Can a meager linear subspace be written as a countable increasing union of nowhere dense subspaces? Let $X$ be a separable Banach space.  In this question, "subspace" means a linear subspace, not necessarily closed. 

Suppose $E \subset X$ is a subspace which is meager, so that we can write $E = \bigcup_n E_n$, where the $E_n$ are nowhere dense subsets of $X$.  Without loss of generality, we can also take $E_1 \subset E_2 \subset \cdots$.  Can the $E_n$ be taken to be subspaces of $X$?  That is, can a meager subspace always be written as a countable increasing union of nowhere dense subspaces?

Note that the linear span of a nowhere dense set is not necessarily nowhere dense (consider the unit sphere), nor is the sum of two nowhere dense subspaces (for instance, in $C([0,1])$, consider the mean-zero functions and the constants).
This came up while thinking about this answer: it isn't sufficient to check weak(-*) convergence in $L^2$ on the subspace $C([0,1])$; a sequence of linear functionals may converge pointwise on $C([0,1])$ but diverge somewhere else.  More generally, when is it sufficient to check weak-* convergence on a dense subspace $A \subset X$?  It is sufficient if $A$ is nonmeager, by a version of the uniform boundedness principle and a triangle inequality argument.  But a subspace which is nonmeager lacks the Baire property, so such an $A$ would be a "weird" subspace, something we are not likely to encounter in everyday life.  Most of the examples of dense subspaces I know are either countable dimension (hence meager), or complete in a stronger norm (hence analytic in $X$, hence has the BP, hence meager; as for example $C([0,1]) \subset L^2([0,1])$).

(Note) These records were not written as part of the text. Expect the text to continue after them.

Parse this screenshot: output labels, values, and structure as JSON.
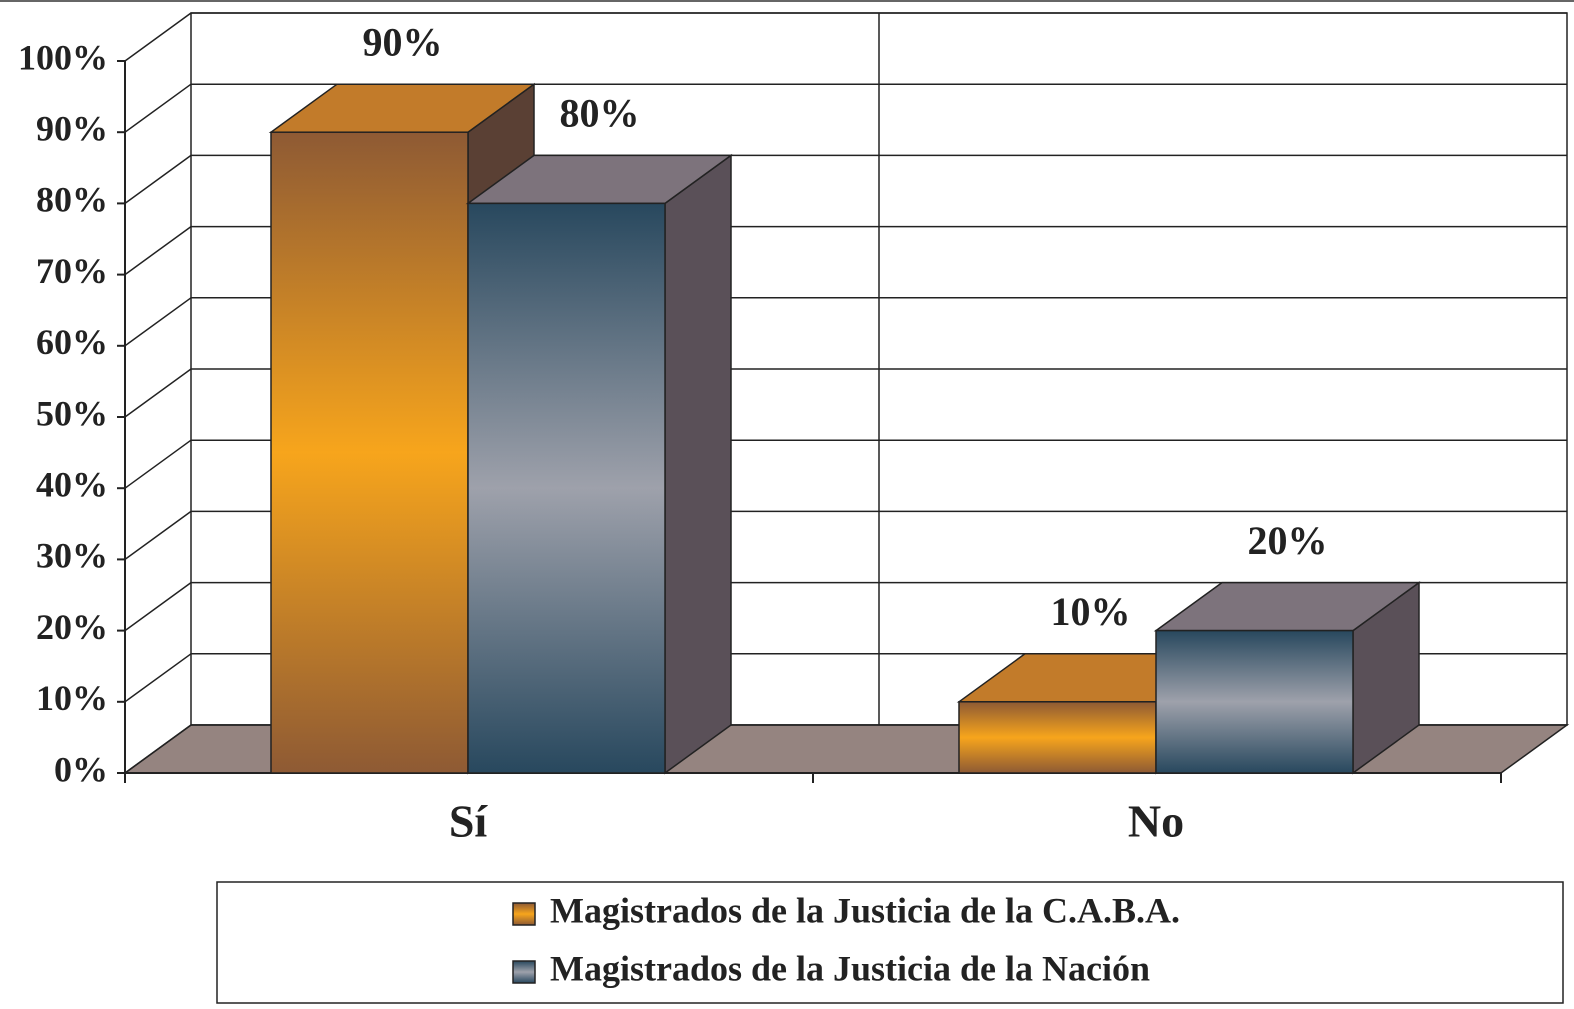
{
  "chart_data": {
    "type": "bar3d",
    "categories": [
      "Sí",
      "No"
    ],
    "series": [
      {
        "name": "Magistrados de la Justicia de la C.A.B.A.",
        "color": "#f5a31d",
        "values": [
          90,
          10
        ],
        "value_labels": [
          "90%",
          "10%"
        ]
      },
      {
        "name": "Magistrados de la Justicia de la Nación",
        "color": "#9b9ea8",
        "values": [
          80,
          20
        ],
        "value_labels": [
          "80%",
          "20%"
        ]
      }
    ],
    "ylim": [
      0,
      100
    ],
    "yticks": [
      {
        "value": 0,
        "label": "0%"
      },
      {
        "value": 10,
        "label": "10%"
      },
      {
        "value": 20,
        "label": "20%"
      },
      {
        "value": 30,
        "label": "30%"
      },
      {
        "value": 40,
        "label": "40%"
      },
      {
        "value": 50,
        "label": "50%"
      },
      {
        "value": 60,
        "label": "60%"
      },
      {
        "value": 70,
        "label": "70%"
      },
      {
        "value": 80,
        "label": "80%"
      },
      {
        "value": 90,
        "label": "90%"
      },
      {
        "value": 100,
        "label": "100%"
      }
    ],
    "grid": true,
    "legend": "bottom"
  }
}
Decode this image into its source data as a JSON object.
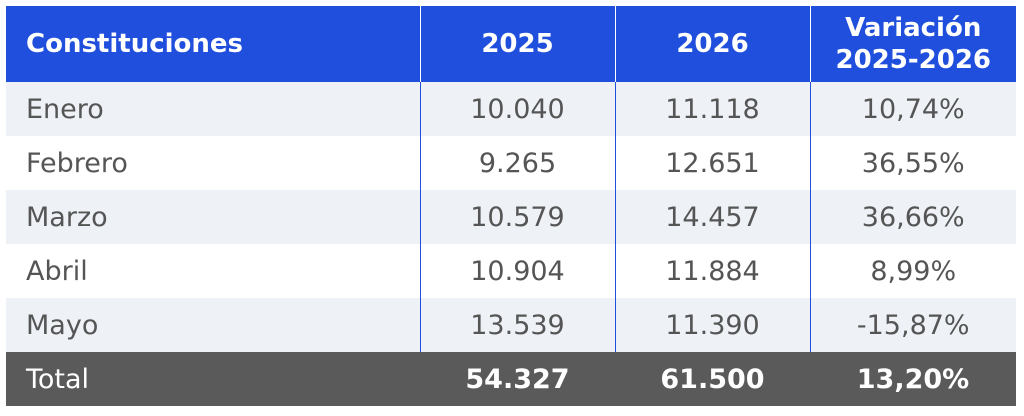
{
  "table": {
    "header": [
      "Constituciones",
      "2025",
      "2026",
      "Variación 2025-2026"
    ],
    "rows": [
      [
        "Enero",
        "10.040",
        "11.118",
        "10,74%"
      ],
      [
        "Febrero",
        "9.265",
        "12.651",
        "36,55%"
      ],
      [
        "Marzo",
        "10.579",
        "14.457",
        "36,66%"
      ],
      [
        "Abril",
        "10.904",
        "11.884",
        "8,99%"
      ],
      [
        "Mayo",
        "13.539",
        "11.390",
        "-15,87%"
      ]
    ],
    "total": [
      "Total",
      "54.327",
      "61.500",
      "13,20%"
    ]
  }
}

So I was wondering whether one could prove that it is never sufficient to check weak-* convergence on a meager subspace.  If my question above has an affirmative answer, then we can do the following: for any meager subspace $E$, write $E = \bigcup_n E_n$ where $E_n$ are increasing nowhere dense subspaces.  Since $E_n$ is nowhere dense, it is not dense, so by Hahn-Banach we may find $f_n \in X^*$ with $f_n(E_n) = 0$ and $\|f_n\| = n$.  Then $f_n(x) \to 0$ for every $x \in E$, but $\{f_n\}$ is unbounded so (by the uniform boundedness principle) it is not weak-* convergent.  Thus it would not suffice to check weak-* convergence on $E$.
 A: As I posted on MathOverflow some time ago, the answer to this question is No.  I will copy my counterexample here.
Let $X = C_0([0,1])$, the space of continuous functions $\omega$ on $[0,1]$ having $\omega(0)=0$.  Fix $0 < \alpha < 1/2$ and let $E = C^{0,\alpha}([0,1]) \cap X$ be the subspace of $\alpha$-Hölder continuous functions.  Then $E$ is meager in $X$: By Arzelà-Ascoli, the closed balls of  the Hölder norm are compact in $X$, hence by Riesz's lemma they are nowhere dense, and $E$ is their countable union.
Now let $\mu$ be the Wiener measure on $X$.  It is well known that $\mu(E) = 1$, since Brownian motion is almost surely $\alpha$-Hölder continuous for any $\alpha < 1/2$.  On the other hand, suppose $F$ is any nowhere dense subspace of $X$, so that its closure is a proper closed subspace of $X$.  By Hahn-Banach there is a nonzero continuous linear functional $f$ that vanishes on $F$.  Now $\mu$ is a nondegenerate Gaussian measure on $X$, so $f$ has a nondegenerate one-dimensional Gaussian distribution under $\mu$; in particular, $\mu(F) \le \mu(\{f = 0\}) = 0$.  Thus every nowhere dense subspace has measure zero, so by countable additivity, $E$ cannot be a countable union of such.
The followup question about checking weak-* convergence on a meager subspace remains unanswered as of this writing and is asked more precisely in the MO question linked above.